City of Williamsport v. Workmen's Compensation Appeal Board, 55 Pa. Commw. 618, 423 A.2d 817 (1980).
Claimant's fourth challenge herein is that the referee's decision reflects a capricious disregard of the evidence presented. It was Claimant's burden, as the person filing a fatal claim petition, to establish that Decedent's death was related to his employment. Krawchuk v. Philadelphia Electric Co., 497 Pa. 115, 439 A.2d 627 (1981). Where, as here, the party with the burden of proof did not prevail below, this Court's scope of review is limited to determining whether the referee's findings are consistent with each other and with the conclusions of law and whether they can be sustained without a capricious disregard of competent evidence. Hepp v. Workmen's Compensation Appeal Board (B.P. Oil Co.), 67 Pa. Commw. 330, 447 A.2d 337 (1982). Questions of evidentiary weight and credibility and the resolution of conflicts in the medical testimony are for the referee, not this Court. Cox v. Workmen's Compensation Appeal Board, 60 Pa. Commw. 59, 430 A.2d 1009 (1981). In the case at bar, the resolution of the ultimate issue, i.e., whether Decedent's fatal heart attack was caused by his employment, hinged on the resolution of the conflict between the two doctors who stated that it was and the doctor who was of the unequivocal opinion that it was not. The referee elected to accept the expert opinion of the latter. This is not a capricious disregard and we are not free to overturn the referee's decision. Cox.

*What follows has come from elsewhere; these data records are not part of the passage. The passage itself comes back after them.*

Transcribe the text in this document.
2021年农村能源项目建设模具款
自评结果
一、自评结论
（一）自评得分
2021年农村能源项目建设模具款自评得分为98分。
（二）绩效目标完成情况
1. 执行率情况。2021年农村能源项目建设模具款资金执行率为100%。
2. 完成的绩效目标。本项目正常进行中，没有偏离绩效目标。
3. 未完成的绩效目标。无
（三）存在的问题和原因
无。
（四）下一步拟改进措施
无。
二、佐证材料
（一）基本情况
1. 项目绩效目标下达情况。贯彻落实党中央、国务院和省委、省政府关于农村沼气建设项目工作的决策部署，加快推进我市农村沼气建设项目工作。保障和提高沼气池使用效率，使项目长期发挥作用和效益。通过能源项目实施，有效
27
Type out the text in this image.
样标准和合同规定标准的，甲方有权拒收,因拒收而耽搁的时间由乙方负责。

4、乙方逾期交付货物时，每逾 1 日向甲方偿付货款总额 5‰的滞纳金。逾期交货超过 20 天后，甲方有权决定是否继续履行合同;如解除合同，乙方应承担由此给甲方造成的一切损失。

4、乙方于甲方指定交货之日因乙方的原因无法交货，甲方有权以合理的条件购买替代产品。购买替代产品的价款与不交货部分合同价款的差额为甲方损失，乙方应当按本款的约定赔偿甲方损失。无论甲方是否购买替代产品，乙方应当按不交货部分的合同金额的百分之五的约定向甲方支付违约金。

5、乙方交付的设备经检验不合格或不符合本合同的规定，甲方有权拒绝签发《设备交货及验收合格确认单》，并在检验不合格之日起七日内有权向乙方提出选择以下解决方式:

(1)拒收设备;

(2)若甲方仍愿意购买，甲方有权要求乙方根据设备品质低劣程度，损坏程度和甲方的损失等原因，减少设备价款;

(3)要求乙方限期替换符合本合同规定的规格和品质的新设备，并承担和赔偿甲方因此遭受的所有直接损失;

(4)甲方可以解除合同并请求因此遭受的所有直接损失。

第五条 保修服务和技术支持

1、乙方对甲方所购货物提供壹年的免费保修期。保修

Finally, Claimant seeks a rehearing on the grounds that the referee's precluding as hearsay her testimony as to statements made by Decedent concerning the effect the assignment to "Car Number One" was having on him was in error. She similarly challenges the referee's limitation of the testimony of Decedent's fellow officers which the referee felt was repetitive. In each instance, however, the referee's limitation was, at worst, harmless error. The policemen, especially the lieutenant who rode with Decedent, gave extensive descriptions of the effect of the assignment to "Car Number One" on Decedent. Claimant has failed to indicate how either her own additional testimony or that of the other officers would be anything other than cumulative with respect to that already adduced and we therefore find nothing upon which to justify ordering a rehearing. See Besco v. General Woodcraft Foundry, 7 Pa. Commw. 32, 298 A.2d 60 (1972).
ORDER
NOW, January 14, 1983, the opinion and order of the Workmen's Compensation Appeal Board in the above captioned matter, No. A-78444, is hereby affirmed.